Pastos de "América" dão lugar ao glamour de "Belíssima"

ALCINO LEITE NETO
EDITOR DE MODA

No meio do penúltimo capítulo de "América", o rapazinho gay finalmente encarou a mãe e gritou: "Não quero ser boiadeiro. Não gosto de boi, de fazenda. Eu gosto de cidade. É isso que eu vou ser: estilista!".
A frase foi mais que um simples desabafo pessoal. A modorra do folhetim de Glória Peres chegava ao seu limite, e a fúria verbal do pobre gay soou como um apelo subconsciente dos próprios autores, quem sabe um grito sistêmico da própria Rede Globo -que certamente ecoou na cabeça dos espectadores, já fartos de tanta caipirada.
Basta de espiritualismo bovino, de pagodismo cordial, de humanismo country e kitsch! Basta com Murilo Benício e seus flertes edipianos lançados ao touro Bandido.
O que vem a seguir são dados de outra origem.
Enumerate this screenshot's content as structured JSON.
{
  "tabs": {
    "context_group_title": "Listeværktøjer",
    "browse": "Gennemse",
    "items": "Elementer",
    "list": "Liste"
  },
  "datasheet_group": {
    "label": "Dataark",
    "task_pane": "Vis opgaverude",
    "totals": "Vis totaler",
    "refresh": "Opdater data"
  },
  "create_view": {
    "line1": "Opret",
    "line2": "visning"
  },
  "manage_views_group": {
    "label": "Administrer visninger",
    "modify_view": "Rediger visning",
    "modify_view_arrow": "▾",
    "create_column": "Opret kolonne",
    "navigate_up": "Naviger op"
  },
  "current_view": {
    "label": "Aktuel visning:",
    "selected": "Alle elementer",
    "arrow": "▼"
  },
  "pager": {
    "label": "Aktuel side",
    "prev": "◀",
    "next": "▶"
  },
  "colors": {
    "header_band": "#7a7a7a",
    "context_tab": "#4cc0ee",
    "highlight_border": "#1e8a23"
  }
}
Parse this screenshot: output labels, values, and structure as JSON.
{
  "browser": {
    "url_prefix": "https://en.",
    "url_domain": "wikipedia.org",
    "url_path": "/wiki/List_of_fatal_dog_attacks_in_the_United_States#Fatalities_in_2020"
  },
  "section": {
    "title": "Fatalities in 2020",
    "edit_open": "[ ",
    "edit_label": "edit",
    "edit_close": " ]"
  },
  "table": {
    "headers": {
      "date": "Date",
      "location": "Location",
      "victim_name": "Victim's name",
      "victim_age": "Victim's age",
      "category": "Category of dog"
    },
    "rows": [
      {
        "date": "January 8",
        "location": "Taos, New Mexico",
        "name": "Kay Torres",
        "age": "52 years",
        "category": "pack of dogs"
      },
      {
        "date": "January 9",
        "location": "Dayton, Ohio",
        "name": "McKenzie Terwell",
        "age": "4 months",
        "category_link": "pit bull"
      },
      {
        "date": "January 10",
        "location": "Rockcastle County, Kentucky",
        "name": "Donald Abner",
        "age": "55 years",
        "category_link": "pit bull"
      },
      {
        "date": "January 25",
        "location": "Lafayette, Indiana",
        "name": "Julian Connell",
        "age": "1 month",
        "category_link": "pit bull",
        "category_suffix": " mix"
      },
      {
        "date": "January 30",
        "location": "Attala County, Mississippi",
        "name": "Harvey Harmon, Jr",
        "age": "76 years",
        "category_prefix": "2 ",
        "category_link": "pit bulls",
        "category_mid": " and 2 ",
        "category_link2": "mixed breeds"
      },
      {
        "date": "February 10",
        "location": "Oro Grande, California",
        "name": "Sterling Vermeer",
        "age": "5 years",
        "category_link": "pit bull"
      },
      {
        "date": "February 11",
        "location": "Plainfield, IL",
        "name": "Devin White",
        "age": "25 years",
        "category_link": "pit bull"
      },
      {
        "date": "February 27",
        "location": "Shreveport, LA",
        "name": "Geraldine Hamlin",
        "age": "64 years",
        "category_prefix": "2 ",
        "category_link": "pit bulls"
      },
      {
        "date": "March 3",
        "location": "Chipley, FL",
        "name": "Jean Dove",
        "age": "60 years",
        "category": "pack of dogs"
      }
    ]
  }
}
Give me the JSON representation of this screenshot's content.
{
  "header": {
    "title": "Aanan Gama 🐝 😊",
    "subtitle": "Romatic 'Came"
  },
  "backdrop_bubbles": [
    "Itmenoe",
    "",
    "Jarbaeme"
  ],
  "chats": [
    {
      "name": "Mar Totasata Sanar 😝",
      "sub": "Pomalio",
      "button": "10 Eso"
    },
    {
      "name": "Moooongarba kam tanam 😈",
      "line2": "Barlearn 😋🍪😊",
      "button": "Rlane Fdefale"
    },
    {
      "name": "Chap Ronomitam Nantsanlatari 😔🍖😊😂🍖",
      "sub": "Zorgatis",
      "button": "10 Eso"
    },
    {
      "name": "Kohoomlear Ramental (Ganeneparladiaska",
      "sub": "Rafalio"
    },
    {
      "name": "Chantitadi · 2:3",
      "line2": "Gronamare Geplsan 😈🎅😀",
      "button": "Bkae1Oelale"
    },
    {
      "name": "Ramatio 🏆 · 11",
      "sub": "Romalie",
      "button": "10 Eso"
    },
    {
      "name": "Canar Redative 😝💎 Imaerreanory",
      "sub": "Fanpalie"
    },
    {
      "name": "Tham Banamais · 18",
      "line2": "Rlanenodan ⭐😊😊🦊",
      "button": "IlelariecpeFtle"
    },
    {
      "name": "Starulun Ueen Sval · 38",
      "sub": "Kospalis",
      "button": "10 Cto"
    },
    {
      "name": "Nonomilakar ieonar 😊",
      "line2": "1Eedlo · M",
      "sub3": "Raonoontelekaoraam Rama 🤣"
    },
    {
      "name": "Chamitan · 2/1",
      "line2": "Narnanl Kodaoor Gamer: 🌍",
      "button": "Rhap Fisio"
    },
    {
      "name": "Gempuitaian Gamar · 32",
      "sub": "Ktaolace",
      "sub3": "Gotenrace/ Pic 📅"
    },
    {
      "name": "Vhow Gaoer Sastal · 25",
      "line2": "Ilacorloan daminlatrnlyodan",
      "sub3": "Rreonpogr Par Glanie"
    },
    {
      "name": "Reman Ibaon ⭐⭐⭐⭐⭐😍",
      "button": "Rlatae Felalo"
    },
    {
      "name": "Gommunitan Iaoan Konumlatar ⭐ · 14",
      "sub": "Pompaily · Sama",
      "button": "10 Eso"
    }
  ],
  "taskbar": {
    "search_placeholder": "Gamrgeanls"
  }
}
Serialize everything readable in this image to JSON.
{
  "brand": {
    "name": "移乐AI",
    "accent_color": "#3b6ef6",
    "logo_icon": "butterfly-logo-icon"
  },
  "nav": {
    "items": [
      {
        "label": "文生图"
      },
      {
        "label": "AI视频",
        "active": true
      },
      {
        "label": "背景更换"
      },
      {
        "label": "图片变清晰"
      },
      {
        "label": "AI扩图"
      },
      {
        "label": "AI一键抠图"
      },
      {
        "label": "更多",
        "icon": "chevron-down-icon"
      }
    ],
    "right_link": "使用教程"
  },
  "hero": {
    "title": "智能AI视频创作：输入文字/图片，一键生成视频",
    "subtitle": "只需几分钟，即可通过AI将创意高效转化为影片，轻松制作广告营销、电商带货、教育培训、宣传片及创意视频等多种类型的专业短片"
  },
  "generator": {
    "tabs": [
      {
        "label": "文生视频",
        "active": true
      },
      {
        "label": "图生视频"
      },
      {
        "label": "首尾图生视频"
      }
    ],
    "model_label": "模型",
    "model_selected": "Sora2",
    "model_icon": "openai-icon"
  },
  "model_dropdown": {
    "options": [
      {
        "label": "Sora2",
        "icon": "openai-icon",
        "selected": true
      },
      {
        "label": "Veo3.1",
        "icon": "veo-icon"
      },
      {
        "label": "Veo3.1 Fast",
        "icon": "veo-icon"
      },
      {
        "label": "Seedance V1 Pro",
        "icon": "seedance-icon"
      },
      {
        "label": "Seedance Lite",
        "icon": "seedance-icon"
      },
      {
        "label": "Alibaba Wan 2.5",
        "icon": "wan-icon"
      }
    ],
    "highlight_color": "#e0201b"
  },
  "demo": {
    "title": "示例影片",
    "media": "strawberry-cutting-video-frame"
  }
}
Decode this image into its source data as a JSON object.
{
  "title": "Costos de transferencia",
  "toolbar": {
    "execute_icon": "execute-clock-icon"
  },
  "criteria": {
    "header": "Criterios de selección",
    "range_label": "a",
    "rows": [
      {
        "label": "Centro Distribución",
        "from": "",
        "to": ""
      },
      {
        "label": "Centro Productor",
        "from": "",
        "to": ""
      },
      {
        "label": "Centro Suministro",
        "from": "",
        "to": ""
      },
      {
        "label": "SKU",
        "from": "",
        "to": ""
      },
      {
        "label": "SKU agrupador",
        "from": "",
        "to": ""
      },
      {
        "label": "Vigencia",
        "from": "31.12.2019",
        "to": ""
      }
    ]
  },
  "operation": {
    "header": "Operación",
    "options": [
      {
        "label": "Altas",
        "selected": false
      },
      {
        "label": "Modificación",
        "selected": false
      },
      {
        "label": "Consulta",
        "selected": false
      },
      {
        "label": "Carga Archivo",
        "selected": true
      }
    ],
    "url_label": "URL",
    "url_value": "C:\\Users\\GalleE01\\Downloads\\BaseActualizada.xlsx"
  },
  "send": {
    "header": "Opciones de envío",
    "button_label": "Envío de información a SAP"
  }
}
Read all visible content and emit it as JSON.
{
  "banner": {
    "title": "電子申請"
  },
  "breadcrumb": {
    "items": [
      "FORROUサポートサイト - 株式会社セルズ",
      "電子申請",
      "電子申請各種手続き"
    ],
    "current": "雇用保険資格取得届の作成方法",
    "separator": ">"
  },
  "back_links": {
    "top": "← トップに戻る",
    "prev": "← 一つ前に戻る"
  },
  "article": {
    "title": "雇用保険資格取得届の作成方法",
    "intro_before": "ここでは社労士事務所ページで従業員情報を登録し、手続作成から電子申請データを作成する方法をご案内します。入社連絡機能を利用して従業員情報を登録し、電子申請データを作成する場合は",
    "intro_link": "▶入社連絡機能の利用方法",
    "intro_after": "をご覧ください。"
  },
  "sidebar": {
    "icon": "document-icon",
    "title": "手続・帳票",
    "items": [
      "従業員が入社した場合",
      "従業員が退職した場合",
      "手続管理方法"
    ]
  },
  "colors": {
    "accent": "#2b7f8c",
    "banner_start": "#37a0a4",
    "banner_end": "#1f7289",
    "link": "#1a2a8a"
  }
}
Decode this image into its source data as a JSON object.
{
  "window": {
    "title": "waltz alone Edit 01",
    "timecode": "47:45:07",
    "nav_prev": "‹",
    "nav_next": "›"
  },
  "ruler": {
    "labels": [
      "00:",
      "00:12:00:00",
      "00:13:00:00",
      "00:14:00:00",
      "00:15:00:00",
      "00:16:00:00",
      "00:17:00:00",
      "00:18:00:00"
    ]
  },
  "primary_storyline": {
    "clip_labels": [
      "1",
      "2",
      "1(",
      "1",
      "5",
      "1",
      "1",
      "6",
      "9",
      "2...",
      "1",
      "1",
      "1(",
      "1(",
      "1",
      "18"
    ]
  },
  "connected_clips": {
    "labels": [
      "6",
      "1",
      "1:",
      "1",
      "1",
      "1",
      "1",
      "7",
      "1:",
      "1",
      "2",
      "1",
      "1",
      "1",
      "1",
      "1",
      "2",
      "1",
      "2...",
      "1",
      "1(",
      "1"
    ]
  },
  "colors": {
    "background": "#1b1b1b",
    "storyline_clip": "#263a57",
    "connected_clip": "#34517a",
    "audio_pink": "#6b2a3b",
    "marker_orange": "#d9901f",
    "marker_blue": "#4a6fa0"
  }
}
Basta com Deborah Secco na sua eterna prisão americana (ela deve ter passado meia novela atrás das grades: deveria processar a autora).
Queremos gente chique e glamourosa, o mundo da moda e do dinheiro, champanhe, nisseis, punks, multiculturalismo, suburbanas gostosas, deboche moderno, cosmopolitismo, vida urbana e agitada! Chega de ver pastos patéticos e Miamis mambembes! Queremos São Paulo! E "Belíssima" estreou.
É assim a dialética, ops, o vai-e-vem das telenovelas. Termina a patriarcal e agrária "Terra Nostra" e começa a matriarcal e carioca "Laços de Família". Expira a nativa e umbandista "Porto dos Milagres" e inicia a exótica e orientalista "Clone". Acaba a narcisista e uterina "Senhora do Destino" e entra a comunitária e populista "América". Tudo funciona de tal maneira que o espectador tem a sensação de que verá algo novo.
E "Belíssima" estreou, com um bombástico desfile de modelos de calcinhas e sutiãs espalhadas por toda a São Paulo. Já estamos no coração da novela: o mundo "fashion", do espetáculo, do marketing e da imagem.
A câmera, em helicópteros vertiginosos, sobrevoa a avenida Paulista, o Minhocão. É quase uma apologia a São Paulo e ao cosmopolitismo, para começar, entremeada com imagens melosas de uma ilha grega -por que cargas d'água a Grécia, o berço da democracia?

Desfile
Os personagens de Sílvio de Abreu vão surgindo, bem delineados. Cláudia Raia, deliciosa, acerta a mão logo nas primeiras cenas -a comédia (à italiana) é seu ponto forte, mais que o drama. Misteriosa, Cláudia Abreu segura as pontas na Grécia, ao lado do raso Henri Castelli. De volta a São Paulo, Reynaldo Giannechini exibe os músculos e uma considerável evolução como ator. E, surpresa, o ótimo Cacá Carvalho ressuscita seu carismático Jamanta (criado em "Torre de Babel", em 1998).
De repente, surge a firme e forte Fernanda Montenegro, fazendo uma belicosa empresária da moda, e com ares de Odete Roitman (de "Vale Tudo", novela de 1988), exclama para a conciliadora Gloria Pires: "A ética já acabou há muito tempo neste planeta. Só os ingênuos acreditam nas grandes causas".
Prepare-se: "Belíssima" será a contrapartida telenovelesca do escândalo do "mensalão", do fim do sonho petista, do fracasso dos pobres e do novo revanchismo que se espalhou de repente por todo o Brasil.